Although most artifacts at SAI have neatly written or typed labels and are stored in sturdy plastic bags, the drawers also contain frequent traces of the people who first brought the artifacts to light. Cardboard cigarette boxes bearing the tax stamp of Southern Rhodesia (today’s Zimbabwe) are a ready reminder of the world in which Clark and his colleagues did their early research, a world where much of Africa was still divided into European colonies. The notes penciled on many such boxes also serve as proof that J.D. Clark’s handwriting would have put the prescription pad of many  a medical doctor to shame; no wonder that his wife and longtime collaborator Betty is rumored to have been the only one capable of reading his field journals with ease. Twenty-five year old Post-It notes mentioning which tools were to be photographed for a thesis or who someone should contact with questions about refitting stone flakes attest to the work of the graduate students who came before me. They serve as a reminder that artifacts, however old, aren’t lifeless stone; they continue to interact with the world through the people who study them.

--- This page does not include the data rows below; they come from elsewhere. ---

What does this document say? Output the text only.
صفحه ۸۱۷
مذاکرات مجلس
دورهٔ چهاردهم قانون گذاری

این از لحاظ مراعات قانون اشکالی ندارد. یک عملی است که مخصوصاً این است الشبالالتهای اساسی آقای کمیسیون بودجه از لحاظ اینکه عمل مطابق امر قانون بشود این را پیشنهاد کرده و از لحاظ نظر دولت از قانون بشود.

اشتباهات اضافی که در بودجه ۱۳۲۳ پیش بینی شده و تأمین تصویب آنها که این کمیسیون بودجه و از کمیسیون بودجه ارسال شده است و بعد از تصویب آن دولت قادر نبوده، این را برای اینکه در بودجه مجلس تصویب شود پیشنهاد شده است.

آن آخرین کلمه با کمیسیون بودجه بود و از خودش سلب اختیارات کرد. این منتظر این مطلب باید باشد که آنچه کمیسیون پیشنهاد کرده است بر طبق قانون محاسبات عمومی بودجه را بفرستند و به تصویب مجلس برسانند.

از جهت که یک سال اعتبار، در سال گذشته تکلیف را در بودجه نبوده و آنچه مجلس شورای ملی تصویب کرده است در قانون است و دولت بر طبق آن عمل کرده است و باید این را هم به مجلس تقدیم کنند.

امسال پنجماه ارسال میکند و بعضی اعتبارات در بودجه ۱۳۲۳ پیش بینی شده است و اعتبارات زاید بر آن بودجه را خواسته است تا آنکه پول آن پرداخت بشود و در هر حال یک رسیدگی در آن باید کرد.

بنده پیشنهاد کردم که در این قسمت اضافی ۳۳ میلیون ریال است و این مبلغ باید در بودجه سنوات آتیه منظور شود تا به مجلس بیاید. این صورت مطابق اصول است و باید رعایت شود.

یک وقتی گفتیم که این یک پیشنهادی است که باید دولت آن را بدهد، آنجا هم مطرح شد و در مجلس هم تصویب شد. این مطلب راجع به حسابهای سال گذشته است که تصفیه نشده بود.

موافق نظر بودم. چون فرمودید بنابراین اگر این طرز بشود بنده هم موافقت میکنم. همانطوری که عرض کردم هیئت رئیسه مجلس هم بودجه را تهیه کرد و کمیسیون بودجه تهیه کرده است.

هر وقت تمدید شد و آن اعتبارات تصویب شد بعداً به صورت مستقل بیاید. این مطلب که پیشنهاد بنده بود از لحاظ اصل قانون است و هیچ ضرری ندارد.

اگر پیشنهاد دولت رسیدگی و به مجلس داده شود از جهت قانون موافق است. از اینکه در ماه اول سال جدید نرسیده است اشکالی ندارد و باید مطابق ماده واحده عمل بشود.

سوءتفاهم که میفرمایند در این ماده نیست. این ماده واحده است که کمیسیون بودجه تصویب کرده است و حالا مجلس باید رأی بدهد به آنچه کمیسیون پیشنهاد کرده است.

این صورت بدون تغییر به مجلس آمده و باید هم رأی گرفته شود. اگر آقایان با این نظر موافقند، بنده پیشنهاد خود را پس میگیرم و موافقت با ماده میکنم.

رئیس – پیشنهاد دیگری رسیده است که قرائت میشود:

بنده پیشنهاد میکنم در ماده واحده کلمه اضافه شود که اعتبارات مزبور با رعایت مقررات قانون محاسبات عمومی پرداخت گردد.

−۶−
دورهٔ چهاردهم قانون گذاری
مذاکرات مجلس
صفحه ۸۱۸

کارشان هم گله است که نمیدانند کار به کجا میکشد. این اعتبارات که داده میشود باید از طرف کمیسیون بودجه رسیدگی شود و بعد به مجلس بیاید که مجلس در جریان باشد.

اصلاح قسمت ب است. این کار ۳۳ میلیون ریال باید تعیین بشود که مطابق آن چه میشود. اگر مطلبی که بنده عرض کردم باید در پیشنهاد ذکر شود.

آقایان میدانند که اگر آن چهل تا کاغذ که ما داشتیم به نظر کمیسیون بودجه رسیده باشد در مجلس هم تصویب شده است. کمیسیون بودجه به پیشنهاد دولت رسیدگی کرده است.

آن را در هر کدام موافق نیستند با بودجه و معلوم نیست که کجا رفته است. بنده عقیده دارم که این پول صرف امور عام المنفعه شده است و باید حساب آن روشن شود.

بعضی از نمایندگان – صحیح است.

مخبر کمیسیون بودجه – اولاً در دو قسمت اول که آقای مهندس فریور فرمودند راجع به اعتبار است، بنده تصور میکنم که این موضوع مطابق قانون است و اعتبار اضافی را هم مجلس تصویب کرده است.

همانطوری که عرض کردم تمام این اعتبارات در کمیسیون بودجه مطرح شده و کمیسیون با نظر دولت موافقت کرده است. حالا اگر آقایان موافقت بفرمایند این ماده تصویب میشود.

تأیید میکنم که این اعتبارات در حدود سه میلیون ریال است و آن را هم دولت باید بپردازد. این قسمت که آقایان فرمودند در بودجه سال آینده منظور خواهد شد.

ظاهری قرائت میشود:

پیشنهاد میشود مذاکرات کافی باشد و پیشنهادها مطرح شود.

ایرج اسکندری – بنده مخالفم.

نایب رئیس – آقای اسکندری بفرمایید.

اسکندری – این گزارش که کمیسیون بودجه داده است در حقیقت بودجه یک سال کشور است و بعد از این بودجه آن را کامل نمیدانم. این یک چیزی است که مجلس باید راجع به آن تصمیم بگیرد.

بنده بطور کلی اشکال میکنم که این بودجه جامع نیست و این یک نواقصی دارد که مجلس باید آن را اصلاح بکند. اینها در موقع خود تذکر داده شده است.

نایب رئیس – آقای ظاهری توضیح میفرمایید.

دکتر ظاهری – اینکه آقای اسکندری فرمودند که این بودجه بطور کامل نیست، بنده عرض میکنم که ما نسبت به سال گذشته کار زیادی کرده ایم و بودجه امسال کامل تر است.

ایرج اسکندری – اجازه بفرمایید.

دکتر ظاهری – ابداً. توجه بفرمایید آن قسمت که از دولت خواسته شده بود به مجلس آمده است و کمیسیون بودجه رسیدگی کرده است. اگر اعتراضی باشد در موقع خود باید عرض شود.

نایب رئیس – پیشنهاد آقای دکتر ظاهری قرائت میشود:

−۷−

As the most recent visitor to the Chaminade 1A collection from Karonga, Malawi, I obtained samples of ochre artifacts for geochemical analysis and used a reflectance spectrometer to measure the color of the ochre pigment. Figuring out where the Middle Stone Age inhabitants of northern Malawi obtained their ochre and if they were deliberately selecting specific colors of pigment are central questions of my dissertation research. As I finished my work at SAI on this past Thursday afternoon I took stock of my effect on the collection; there will be permanent traces of my visit, most notably the small drill holes which were a necessary part of my geochemical sampling procedure. My own handwritten labels and notes that now accompany those artifacts indicate how to get in touch with me if any future visitors have questions about the procedure used to extract powdered ochre or why any such, even minimally destructive, sampling was necessary. Ideally, the entire curation history of an artifact should be readily available from the institution housing it; for this reason I will be submitting a report to SAI documenting all of my methods along with before and after photographs of the artifacts that I sampled. But even the most thorough documentation cannot replace the personal experience of opening an old wooden drawer in a basement in the heartland of America and smelling the petrichor of northern Malawi at the end of the dry season.